Premier Robert Ghiz says a year-long examination of Ottawa's Employment Insurance changes by the Atlantic premiers was a step in the right direction, despite some key information still missing from the study.
The report, released Monday, was meant to document the premier’s concerns about changes on this region's seasonal economy.
The study was launched a year ago, and was meant to build an argument against the EI changes that the premiers could then take to Ottawa.
But some argue the worst fears over the changes have yet to be proven.
The report said without detailed statistical analysis of the EI claimant data, it's not able to provide a detailed examination of actual effects. It said that work should be done in future.
"It’s too early yet to tell exactly what the damage will be on our economy,” said Ghiz.

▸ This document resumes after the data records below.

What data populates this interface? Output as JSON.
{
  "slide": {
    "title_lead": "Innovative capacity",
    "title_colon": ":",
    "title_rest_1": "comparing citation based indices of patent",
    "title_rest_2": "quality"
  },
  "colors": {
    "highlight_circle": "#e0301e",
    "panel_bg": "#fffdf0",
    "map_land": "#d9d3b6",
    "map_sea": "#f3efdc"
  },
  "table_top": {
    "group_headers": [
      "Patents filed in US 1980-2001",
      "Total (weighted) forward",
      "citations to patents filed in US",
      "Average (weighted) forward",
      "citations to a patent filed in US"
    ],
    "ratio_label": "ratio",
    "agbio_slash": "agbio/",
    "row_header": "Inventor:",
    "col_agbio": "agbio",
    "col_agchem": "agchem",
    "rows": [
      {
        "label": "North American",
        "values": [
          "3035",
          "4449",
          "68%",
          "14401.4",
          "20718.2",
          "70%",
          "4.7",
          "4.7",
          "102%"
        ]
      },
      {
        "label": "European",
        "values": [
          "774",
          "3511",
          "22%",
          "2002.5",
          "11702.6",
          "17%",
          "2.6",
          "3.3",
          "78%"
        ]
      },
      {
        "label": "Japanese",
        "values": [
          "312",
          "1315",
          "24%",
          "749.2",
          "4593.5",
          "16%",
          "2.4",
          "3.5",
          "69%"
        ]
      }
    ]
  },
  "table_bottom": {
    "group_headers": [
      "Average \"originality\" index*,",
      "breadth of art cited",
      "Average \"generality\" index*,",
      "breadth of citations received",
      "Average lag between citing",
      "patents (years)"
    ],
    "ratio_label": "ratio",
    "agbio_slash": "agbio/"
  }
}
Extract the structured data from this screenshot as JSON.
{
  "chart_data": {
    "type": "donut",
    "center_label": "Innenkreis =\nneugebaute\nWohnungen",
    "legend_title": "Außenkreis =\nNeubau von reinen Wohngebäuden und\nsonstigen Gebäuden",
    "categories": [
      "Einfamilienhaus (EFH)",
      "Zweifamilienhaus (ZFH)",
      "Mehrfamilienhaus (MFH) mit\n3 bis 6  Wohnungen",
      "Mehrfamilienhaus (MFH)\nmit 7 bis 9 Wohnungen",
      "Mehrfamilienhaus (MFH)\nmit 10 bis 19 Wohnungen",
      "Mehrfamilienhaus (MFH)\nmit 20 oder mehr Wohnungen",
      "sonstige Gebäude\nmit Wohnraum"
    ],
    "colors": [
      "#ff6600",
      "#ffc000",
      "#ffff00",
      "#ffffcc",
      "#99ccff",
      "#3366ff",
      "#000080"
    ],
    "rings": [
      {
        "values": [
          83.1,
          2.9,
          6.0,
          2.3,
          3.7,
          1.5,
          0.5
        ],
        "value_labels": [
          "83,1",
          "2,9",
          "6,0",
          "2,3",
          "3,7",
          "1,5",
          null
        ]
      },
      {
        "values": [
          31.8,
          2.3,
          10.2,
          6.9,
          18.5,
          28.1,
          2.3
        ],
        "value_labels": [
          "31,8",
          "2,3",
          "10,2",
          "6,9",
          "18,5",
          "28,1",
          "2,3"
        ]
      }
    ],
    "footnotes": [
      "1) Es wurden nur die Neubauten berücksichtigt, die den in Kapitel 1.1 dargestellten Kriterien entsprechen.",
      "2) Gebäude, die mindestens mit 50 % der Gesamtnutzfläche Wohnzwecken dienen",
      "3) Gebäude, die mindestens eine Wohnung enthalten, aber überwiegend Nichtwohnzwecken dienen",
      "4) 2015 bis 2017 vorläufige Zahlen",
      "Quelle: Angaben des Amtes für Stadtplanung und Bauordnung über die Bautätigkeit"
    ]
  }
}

“We know in P.E.I. that its going to be about a $20 million hit to our local economy here."
It was Ian MacPherson, the executive director of the P.E.I. Fishermen's Association, who held hearings on the Island last winter to hear directly from EI claimants.
"I think there is some good core data there and what the premiers do with that i guess we will see,” said MacPherson.
He said issues like out-migration should be debated.
Ghiz will have a chance to address his concerns to Federal Employment Minister Jason Kenney who will be on the Island for a meeting of labour ministers next week.
He said one of the concerns he will discuss with Kenney is the fish plants that are threatening to close because they can't find enough Island workers, saying they need temporary foreign workers to fill the void.
"Talk to different people working in the fish plant, go talk to someone who is on EI and find out why they’re not working in a fish plant,” said Ghiz. “I think you'll discover that the answer is not black and white.”